Install these two packages using pip

-1, command line installation

pip install PIL pip install pytesseract 

-2. If you use the pycharm editor, you can directly use pycharm for quick installation.

Follow these steps on the Settings page of pycharm:

 

In this way, you can successfully install pytesseract. To install PIL, you only need to search for PIL in step 3 and click Install.

At this time, we have fixed the database and run the following code:

from PIL import Imageimport pytesseracttext=pytesseract.image_to_string(Image.open('denggao.jpeg'),lang='chi_sim')print(text)

The following error is reported because the recognition engine tesseract-ocr is not installed.

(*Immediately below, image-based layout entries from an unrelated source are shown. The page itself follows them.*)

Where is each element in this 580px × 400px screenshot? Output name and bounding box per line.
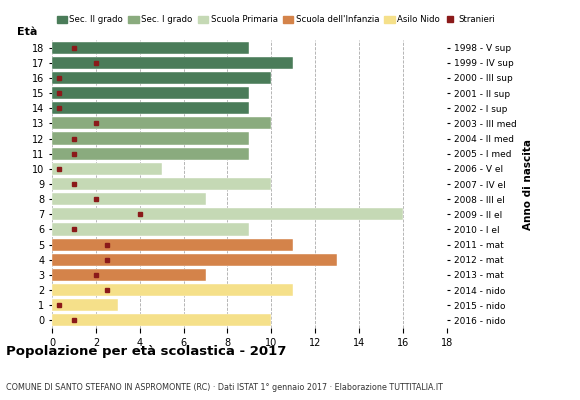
Text: COMUNE DI SANTO STEFANO IN ASPROMONTE (RC) · Dati ISTAT 1° gennaio 2017 · Elabor: COMUNE DI SANTO STEFANO IN ASPROMONTE (R… bbox=[6, 383, 443, 392]
Bar bbox=[52, 132, 249, 144]
Bar bbox=[52, 42, 249, 54]
Bar bbox=[52, 72, 271, 84]
Bar bbox=[52, 102, 249, 114]
Bar bbox=[52, 238, 293, 251]
Y-axis label: Anno di nascita: Anno di nascita bbox=[523, 138, 532, 230]
Bar bbox=[52, 299, 118, 311]
Bar bbox=[52, 148, 249, 160]
Bar bbox=[52, 57, 293, 69]
Bar bbox=[52, 269, 205, 281]
Bar bbox=[52, 284, 293, 296]
Bar bbox=[52, 87, 249, 99]
Text: Popolazione per età scolastica - 2017: Popolazione per età scolastica - 2017 bbox=[6, 345, 286, 358]
Bar bbox=[52, 117, 271, 130]
Bar bbox=[52, 178, 271, 190]
Bar bbox=[52, 254, 337, 266]
Bar bbox=[52, 193, 205, 205]
Bar bbox=[52, 163, 162, 175]
Legend: Sec. II grado, Sec. I grado, Scuola Primaria, Scuola dell'Infanzia, Asilo Nido, : Sec. II grado, Sec. I grado, Scuola Prim… bbox=[56, 15, 495, 24]
Bar bbox=[52, 208, 403, 220]
Bar bbox=[52, 314, 271, 326]
Text: Età: Età bbox=[17, 27, 37, 37]
Bar bbox=[52, 224, 249, 236]
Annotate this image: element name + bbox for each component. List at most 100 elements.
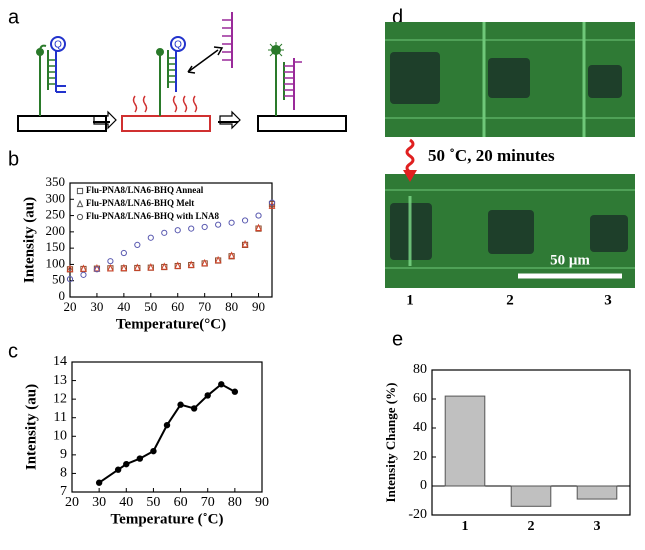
quencher — [50, 36, 66, 52]
y-tick-label: 200 — [46, 223, 66, 238]
y-axis-label: Intensity (au) — [21, 197, 37, 283]
y-tick-label: 9 — [60, 447, 67, 462]
marker — [76, 199, 84, 208]
marker — [80, 271, 87, 278]
marker — [76, 213, 84, 221]
marker — [93, 266, 101, 273]
panel-label: a — [8, 6, 20, 28]
marker — [133, 263, 141, 271]
plot-frame — [69, 182, 273, 298]
y-tick-label: 20 — [413, 449, 427, 464]
marker — [201, 258, 209, 267]
bar — [576, 485, 618, 500]
point — [218, 381, 225, 388]
bases — [48, 59, 55, 85]
marker — [160, 262, 168, 270]
y-tick-label: 250 — [46, 207, 66, 222]
surface — [17, 115, 107, 132]
marker — [228, 219, 235, 226]
x-tick-label: 70 — [201, 495, 215, 510]
marker — [201, 223, 208, 231]
point — [95, 479, 103, 486]
point — [114, 466, 122, 473]
surface — [121, 115, 211, 132]
bar — [444, 395, 486, 487]
x-tick-label: 40 — [117, 299, 130, 314]
bases — [222, 19, 232, 61]
heat-arrow — [403, 170, 417, 182]
y-tick-label: 0 — [59, 288, 66, 303]
marker — [80, 264, 87, 272]
y-tick-label: 13 — [53, 373, 67, 388]
y-tick-label: 300 — [46, 190, 66, 205]
x-tick-label: 90 — [255, 495, 269, 510]
quencher-label: Q — [54, 40, 62, 51]
marker — [76, 187, 84, 195]
y-tick-label: 350 — [46, 174, 66, 189]
linkers — [132, 95, 198, 113]
marker — [107, 264, 114, 272]
x-tick-label: 50 — [146, 495, 160, 510]
y-tick-label: 40 — [413, 420, 427, 435]
x-tick-label: 3 — [594, 519, 601, 534]
y-tick-label: 150 — [46, 239, 66, 254]
point — [204, 392, 211, 399]
marker — [268, 199, 276, 206]
y-tick-label: 12 — [53, 391, 67, 406]
y-tick-label: 7 — [60, 484, 67, 499]
x-axis-label: Temperature (˚C) — [111, 511, 224, 527]
heat-arrow — [405, 138, 415, 174]
panel-label: b — [8, 148, 19, 170]
marker — [188, 225, 195, 232]
point — [136, 455, 144, 462]
lane-label: 1 — [406, 292, 414, 308]
point — [177, 401, 184, 408]
marker — [255, 212, 262, 219]
marker — [268, 201, 276, 209]
quencher — [170, 36, 186, 52]
surface — [257, 115, 347, 132]
spots — [390, 52, 628, 260]
y-tick-label: 100 — [46, 255, 66, 270]
annotation: 50 ˚C, 20 minutes — [428, 146, 555, 165]
plot-frame — [71, 361, 263, 493]
bases — [284, 61, 302, 97]
marker — [66, 264, 74, 273]
marker — [147, 263, 155, 271]
bright-lines — [385, 22, 635, 269]
marker — [241, 217, 249, 224]
point — [163, 421, 171, 429]
y-tick-label: -20 — [408, 507, 427, 522]
y-tick-label: 50 — [52, 272, 65, 287]
marker — [174, 261, 182, 269]
x-tick-label: 60 — [174, 495, 188, 510]
marker — [147, 234, 154, 241]
marker — [120, 249, 127, 257]
x-tick-label: 60 — [171, 299, 184, 314]
quencher-label: Q — [174, 40, 182, 51]
y-tick-label: 8 — [60, 466, 67, 481]
schematic — [17, 12, 347, 132]
arrow — [219, 110, 241, 130]
lane-label: 2 — [506, 292, 514, 308]
lane-label: 3 — [604, 292, 612, 308]
x-tick-label: 40 — [119, 495, 133, 510]
x-tick-label: 20 — [64, 299, 77, 314]
marker — [215, 221, 222, 228]
micrograph — [385, 22, 635, 288]
point — [231, 388, 239, 395]
panel-label: e — [392, 328, 403, 350]
x-tick-label: 20 — [65, 495, 79, 510]
marker — [93, 264, 101, 272]
legend-label: Flu-PNA8/LNA6-BHQ Anneal — [86, 185, 204, 195]
panel-label: d — [392, 6, 403, 28]
glow — [268, 42, 284, 58]
marker — [241, 239, 249, 248]
x-tick-label: 30 — [90, 299, 103, 314]
x-tick-label: 70 — [198, 299, 211, 314]
y-tick-label: 0 — [420, 478, 427, 493]
x-tick-label: 80 — [225, 299, 238, 314]
marker — [174, 227, 181, 234]
marker — [255, 223, 262, 232]
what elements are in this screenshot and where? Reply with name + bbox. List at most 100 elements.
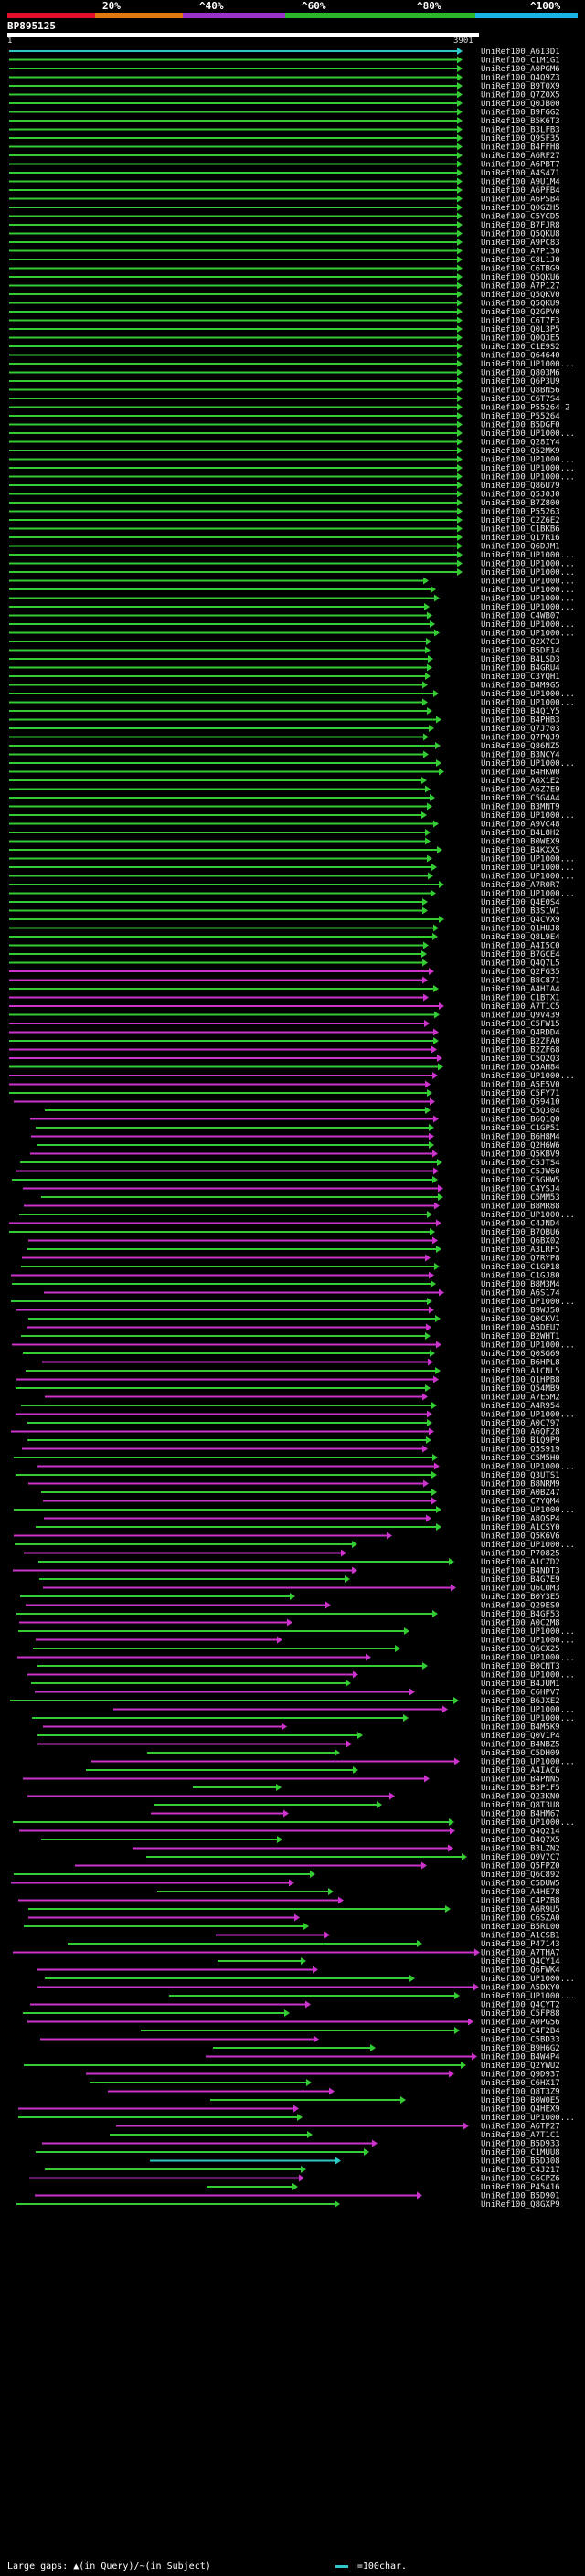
hit-label[interactable]: UniRef100_Q5QKV0 bbox=[481, 291, 560, 300]
hit-label[interactable]: UniRef100_A1CSB1 bbox=[481, 1932, 560, 1941]
hit-label[interactable]: UniRef100_C2Z6E2 bbox=[481, 516, 560, 525]
hit-label[interactable]: UniRef100_Q2YWU2 bbox=[481, 2062, 560, 2071]
hit-label[interactable]: UniRef100_UP1000... bbox=[481, 1506, 575, 1515]
hit-label[interactable]: UniRef100_Q5J0J0 bbox=[481, 491, 560, 500]
hit-label[interactable]: UniRef100_B0Y3E5 bbox=[481, 1593, 560, 1602]
hit-label[interactable]: UniRef100_C7YQM4 bbox=[481, 1498, 560, 1507]
hit-label[interactable]: UniRef100_UP1000... bbox=[481, 620, 575, 630]
hit-label[interactable]: UniRef100_A7THA7 bbox=[481, 1949, 560, 1958]
hit-label[interactable]: UniRef100_B2WHT1 bbox=[481, 1332, 560, 1341]
hit-label[interactable]: UniRef100_B3S1W1 bbox=[481, 907, 560, 917]
hit-label[interactable]: UniRef100_Q9V7C7 bbox=[481, 1853, 560, 1862]
hit-label[interactable]: UniRef100_A3LRF5 bbox=[481, 1246, 560, 1255]
hit-label[interactable]: UniRef100_C5DH09 bbox=[481, 1749, 560, 1758]
hit-label[interactable]: UniRef100_Q5K6V6 bbox=[481, 1532, 560, 1542]
hit-label[interactable]: UniRef100_B2ZFA0 bbox=[481, 1037, 560, 1046]
hit-label[interactable]: UniRef100_Q23KN0 bbox=[481, 1793, 560, 1802]
hit-label[interactable]: UniRef100_A6QF28 bbox=[481, 1428, 560, 1437]
hit-label[interactable]: UniRef100_A8QSP4 bbox=[481, 1515, 560, 1524]
hit-label[interactable]: UniRef100_B0W0E5 bbox=[481, 2096, 560, 2105]
hit-label[interactable]: UniRef100_A5DEU7 bbox=[481, 1324, 560, 1333]
hit-label[interactable]: UniRef100_B8MR88 bbox=[481, 1203, 560, 1212]
hit-label[interactable]: UniRef100_UP1000... bbox=[481, 1341, 575, 1351]
hit-label[interactable]: UniRef100_B7GCE4 bbox=[481, 950, 560, 959]
hit-label[interactable]: UniRef100_UP1000... bbox=[481, 690, 575, 699]
hit-label[interactable]: UniRef100_B4L8H2 bbox=[481, 829, 560, 838]
hit-label[interactable]: UniRef100_B4G7E9 bbox=[481, 1575, 560, 1585]
hit-label[interactable]: UniRef100_Q4HEX9 bbox=[481, 2105, 560, 2115]
hit-label[interactable]: UniRef100_C6HPV7 bbox=[481, 1689, 560, 1698]
hit-label[interactable]: UniRef100_UP1000... bbox=[481, 1671, 575, 1680]
hit-label[interactable]: UniRef100_A5E5V0 bbox=[481, 1081, 560, 1090]
hit-label[interactable]: UniRef100_Q6FWK4 bbox=[481, 1966, 560, 1976]
hit-label[interactable]: UniRef100_Q9D937 bbox=[481, 2071, 560, 2080]
hit-label[interactable]: UniRef100_B4KXX5 bbox=[481, 846, 560, 855]
hit-label[interactable]: UniRef100_P55264-2 bbox=[481, 404, 570, 413]
hit-label[interactable]: UniRef100_B4HKW0 bbox=[481, 769, 560, 778]
hit-label[interactable]: UniRef100_Q4CYT2 bbox=[481, 2001, 560, 2010]
hit-label[interactable]: UniRef100_A9PC83 bbox=[481, 239, 560, 248]
hit-label[interactable]: UniRef100_P47143 bbox=[481, 1940, 560, 1949]
hit-label[interactable]: UniRef100_UP1000... bbox=[481, 1975, 575, 1984]
hit-label[interactable]: UniRef100_A1CSY0 bbox=[481, 1523, 560, 1532]
hit-label[interactable]: UniRef100_UP1000... bbox=[481, 873, 575, 882]
hit-label[interactable]: UniRef100_B7FJR8 bbox=[481, 221, 560, 230]
hit-label[interactable]: UniRef100_P70825 bbox=[481, 1550, 560, 1559]
hit-label[interactable]: UniRef100_Q5FPZ0 bbox=[481, 1862, 560, 1871]
hit-label[interactable]: UniRef100_C1BKB6 bbox=[481, 525, 560, 535]
hit-label[interactable]: UniRef100_B4M9G5 bbox=[481, 682, 560, 691]
hit-label[interactable]: UniRef100_Q0JB00 bbox=[481, 100, 560, 109]
hit-label[interactable]: UniRef100_B3LFB3 bbox=[481, 126, 560, 135]
hit-label[interactable]: UniRef100_C1GJ80 bbox=[481, 1272, 560, 1281]
hit-label[interactable]: UniRef100_Q1HUJ8 bbox=[481, 925, 560, 934]
hit-label[interactable]: UniRef100_B4NDT3 bbox=[481, 1567, 560, 1576]
hit-label[interactable]: UniRef100_A4HE78 bbox=[481, 1888, 560, 1897]
hit-label[interactable]: UniRef100_B5K6T3 bbox=[481, 117, 560, 126]
hit-label[interactable]: UniRef100_B5D901 bbox=[481, 2192, 560, 2201]
hit-label[interactable]: UniRef100_C5Q304 bbox=[481, 1107, 560, 1116]
hit-label[interactable]: UniRef100_P55264 bbox=[481, 412, 560, 421]
hit-label[interactable]: UniRef100_P55263 bbox=[481, 508, 560, 517]
hit-label[interactable]: UniRef100_B8M3M4 bbox=[481, 1280, 560, 1289]
hit-label[interactable]: UniRef100_UP1000... bbox=[481, 759, 575, 769]
hit-label[interactable]: UniRef100_C5Q2Q3 bbox=[481, 1055, 560, 1064]
hit-label[interactable]: UniRef100_B9FGG2 bbox=[481, 109, 560, 118]
hit-label[interactable]: UniRef100_A9VC48 bbox=[481, 821, 560, 830]
hit-label[interactable]: UniRef100_Q803M6 bbox=[481, 369, 560, 378]
hit-label[interactable]: UniRef100_A9U1M4 bbox=[481, 178, 560, 187]
hit-label[interactable]: UniRef100_B4Q1Y5 bbox=[481, 707, 560, 716]
hit-label[interactable]: UniRef100_C5YCD5 bbox=[481, 213, 560, 222]
hit-label[interactable]: UniRef100_C5FW15 bbox=[481, 1020, 560, 1029]
hit-label[interactable]: UniRef100_B7Z800 bbox=[481, 499, 560, 508]
hit-label[interactable]: UniRef100_C1E9S2 bbox=[481, 343, 560, 352]
hit-label[interactable]: UniRef100_Q5QKU6 bbox=[481, 273, 560, 282]
hit-label[interactable]: UniRef100_B4PHB3 bbox=[481, 716, 560, 726]
hit-label[interactable]: UniRef100_A6X1E2 bbox=[481, 777, 560, 786]
hit-label[interactable]: UniRef100_C4J217 bbox=[481, 2166, 560, 2175]
hit-label[interactable]: UniRef100_B0WEX9 bbox=[481, 838, 560, 847]
hit-label[interactable]: UniRef100_Q86NZ5 bbox=[481, 742, 560, 751]
hit-label[interactable]: UniRef100_C5FY71 bbox=[481, 1089, 560, 1098]
hit-label[interactable]: UniRef100_B3NCY4 bbox=[481, 751, 560, 760]
hit-label[interactable]: UniRef100_Q54MB9 bbox=[481, 1384, 560, 1394]
hit-label[interactable]: UniRef100_Q8L9E4 bbox=[481, 933, 560, 942]
hit-label[interactable]: UniRef100_C5DUW5 bbox=[481, 1880, 560, 1889]
hit-label[interactable]: UniRef100_Q4Q9Z3 bbox=[481, 74, 560, 83]
hit-label[interactable]: UniRef100_C3YQH1 bbox=[481, 673, 560, 682]
hit-label[interactable]: UniRef100_B4W4P4 bbox=[481, 2053, 560, 2062]
hit-label[interactable]: UniRef100_Q6C0M3 bbox=[481, 1585, 560, 1594]
hit-label[interactable]: UniRef100_C4PZB8 bbox=[481, 1897, 560, 1906]
hit-label[interactable]: UniRef100_Q7PQJ9 bbox=[481, 734, 560, 743]
hit-label[interactable]: UniRef100_UP1000... bbox=[481, 811, 575, 821]
hit-label[interactable]: UniRef100_Q1HPB8 bbox=[481, 1376, 560, 1385]
hit-label[interactable]: UniRef100_A6PFB4 bbox=[481, 186, 560, 196]
hit-label[interactable]: UniRef100_C5MM53 bbox=[481, 1193, 560, 1203]
hit-label[interactable]: UniRef100_UP1000... bbox=[481, 464, 575, 473]
hit-label[interactable]: UniRef100_A0PGM6 bbox=[481, 65, 560, 74]
hit-label[interactable]: UniRef100_Q17R16 bbox=[481, 534, 560, 543]
hit-label[interactable]: UniRef100_Q6CX25 bbox=[481, 1645, 560, 1654]
hit-label[interactable]: UniRef100_C4JND4 bbox=[481, 1220, 560, 1229]
hit-label[interactable]: UniRef100_Q7RYP8 bbox=[481, 1255, 560, 1264]
hit-label[interactable]: UniRef100_C5M5H0 bbox=[481, 1454, 560, 1463]
hit-label[interactable]: UniRef100_B4NBZ5 bbox=[481, 1741, 560, 1750]
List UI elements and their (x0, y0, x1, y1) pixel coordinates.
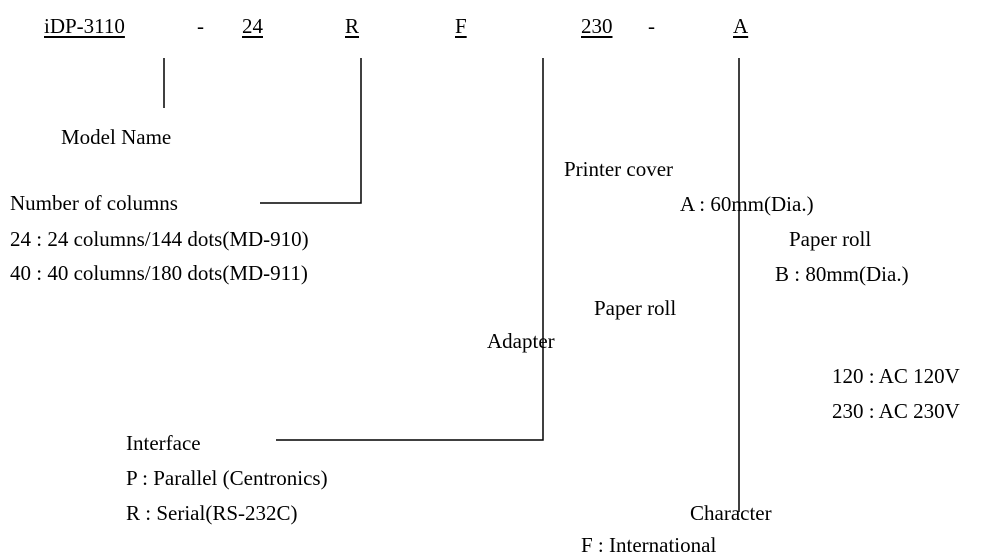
interface-title: Interface (126, 431, 201, 455)
paper-roll-label-2: Paper roll (594, 296, 677, 320)
code-character: F (455, 14, 467, 38)
columns-option-24: 24 : 24 columns/144 dots(MD-910) (10, 227, 309, 251)
code-interface: R (345, 14, 360, 38)
columns-option-40: 40 : 40 columns/180 dots(MD-911) (10, 261, 308, 285)
columns-connector (260, 58, 362, 204)
character-title: Character (690, 501, 772, 525)
code-model: iDP-3110 (44, 14, 125, 38)
adapter-title: Adapter (487, 329, 555, 353)
paper-roll-label-1: Paper roll (789, 227, 872, 251)
code-columns: 24 (242, 14, 263, 38)
code-voltage: 230 (581, 14, 613, 38)
code-dash-2: - (648, 14, 655, 38)
interface-option-p: P : Parallel (Centronics) (126, 466, 328, 490)
model-name-label: Model Name (61, 125, 172, 149)
interface-option-r: R : Serial(RS-232C) (126, 501, 298, 525)
code-dash-1: - (197, 14, 204, 38)
code-option: A (733, 14, 749, 38)
adapter-option-120: 120 : AC 120V (832, 364, 960, 388)
adapter-option-230: 230 : AC 230V (832, 399, 960, 423)
printer-cover-option-b: B : 80mm(Dia.) (775, 262, 909, 286)
printer-cover-title: Printer cover (564, 157, 674, 181)
columns-title: Number of columns (10, 191, 178, 215)
printer-cover-option-a: A : 60mm(Dia.) (680, 192, 814, 216)
interface-connector (276, 58, 544, 441)
character-option-f: F : International (581, 533, 717, 557)
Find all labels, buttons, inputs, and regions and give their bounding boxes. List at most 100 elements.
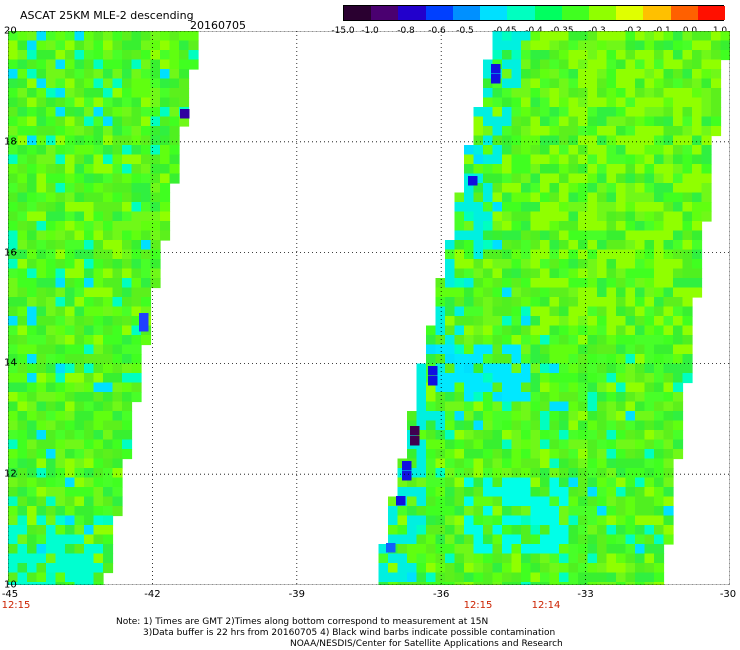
wind-cell <box>559 50 570 61</box>
wind-cell <box>8 325 19 336</box>
wind-cell <box>84 97 95 108</box>
wind-cell <box>616 173 627 184</box>
wind-cell <box>483 202 494 213</box>
wind-cell <box>540 553 551 564</box>
wind-cell <box>540 544 551 555</box>
wind-cell <box>540 401 551 412</box>
wind-cell <box>578 572 589 583</box>
wind-cell <box>160 116 171 127</box>
wind-cell <box>530 78 541 89</box>
wind-cell <box>17 221 28 232</box>
wind-cell <box>578 249 589 260</box>
wind-cell <box>616 69 627 80</box>
wind-cell <box>540 382 551 393</box>
wind-cell <box>407 487 418 498</box>
wind-cell <box>46 525 57 536</box>
wind-cell <box>435 430 446 441</box>
wind-cell <box>483 287 494 298</box>
wind-cell <box>150 221 161 232</box>
wind-cell <box>663 297 674 308</box>
wind-cell <box>530 69 541 80</box>
wind-cell <box>188 31 199 42</box>
wind-cell <box>597 278 608 289</box>
wind-cell <box>46 306 57 317</box>
wind-cell <box>530 572 541 583</box>
wind-cell <box>587 506 598 517</box>
wind-cell <box>483 392 494 403</box>
wind-cell <box>27 116 38 127</box>
wind-cell <box>673 59 684 70</box>
wind-cell <box>635 249 646 260</box>
wind-cell <box>74 344 85 355</box>
wind-cell <box>131 59 142 70</box>
wind-cell <box>131 192 142 203</box>
wind-cell <box>65 487 76 498</box>
wind-cell <box>625 240 636 251</box>
colorbar-segment <box>425 6 454 20</box>
wind-cell <box>568 354 579 365</box>
wind-cell <box>597 344 608 355</box>
wind-cell <box>17 325 28 336</box>
wind-cell <box>426 411 437 422</box>
wind-cell <box>112 78 123 89</box>
wind-cell <box>692 69 703 80</box>
wind-cell <box>502 582 513 585</box>
wind-cell <box>530 183 541 194</box>
colorbar-segment <box>697 6 726 20</box>
wind-cell <box>8 458 19 469</box>
wind-cell <box>483 335 494 346</box>
wind-cell <box>540 78 551 89</box>
wind-cell <box>112 411 123 422</box>
wind-cell <box>84 240 95 251</box>
wind-cell <box>435 468 446 479</box>
wind-cell <box>625 259 636 270</box>
wind-cell <box>587 40 598 51</box>
wind-cell <box>616 268 627 279</box>
wind-cell <box>17 477 28 488</box>
wind-cell <box>502 316 513 327</box>
wind-cell <box>663 59 674 70</box>
wind-cell <box>473 316 484 327</box>
wind-cell <box>559 487 570 498</box>
wind-cell <box>46 401 57 412</box>
wind-cell <box>492 477 503 488</box>
wind-cell <box>483 582 494 585</box>
wind-cell <box>464 468 475 479</box>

2. Install the recognition engine tesseract-ocr

1. download the following installation package and click Install.
Tesseract-ocr installation package and Chinese Language Pack

Unzip and install tesseract-ocr and perform the following operations to support Chinese recognition. Because tesseract-ocr does not support Chinese recognition by default.

2. After tesseract-ocr is installed, we still need to configure it.

Find pytesseract. py in C: \ Users \ huxiu \ AppData \ Local \ Programs \ Python \ Python35 \ Lib \ site-packages \ pytesseract and perform the following operations:

# CHANGE THIS IF TESSERACT IS NOT IN YOUR PATH, OR IS NAMED DIFFERENTLY#tesseract_cmd = 'tesseract'tesseract_cmd = 'C:/Program Files (x86)/Tesseract-OCR/tesseract.exe'

You can also use pycharm to quickly open pytesseract. py

So far, all our configurations have been completed. Run the following code to parse the image poem of Du Fu into text.

The above is all the content of this article. I hope it will be helpful for your learning and support for helping customers.

Contact Us

The content source of this page is from Internet, which doesn't represent Alibaba Cloud's opinion; products and services mentioned on that page don't have any relationship with Alibaba Cloud. If the content of the page makes you feel confusing, please write us an email, we will handle the problem within 5 days after receiving your email.

If you find any instances of plagiarism from the community, please send an email to: info-contact@alibabacloud.com and provide relevant evidence. A staff member will contact you within 5 working days.

A Free Trial That Lets You Build Big!

Start building with 50+ products and up to 12 months usage for Elastic Compute Service

  • Sales Support

    1 on 1 presale consultation

  • After-Sales Support

    24/7 Technical Support 6 Free Tickets per Quarter Faster Response

  • Alibaba Cloud offers highly flexible support services tailored to meet your exact needs.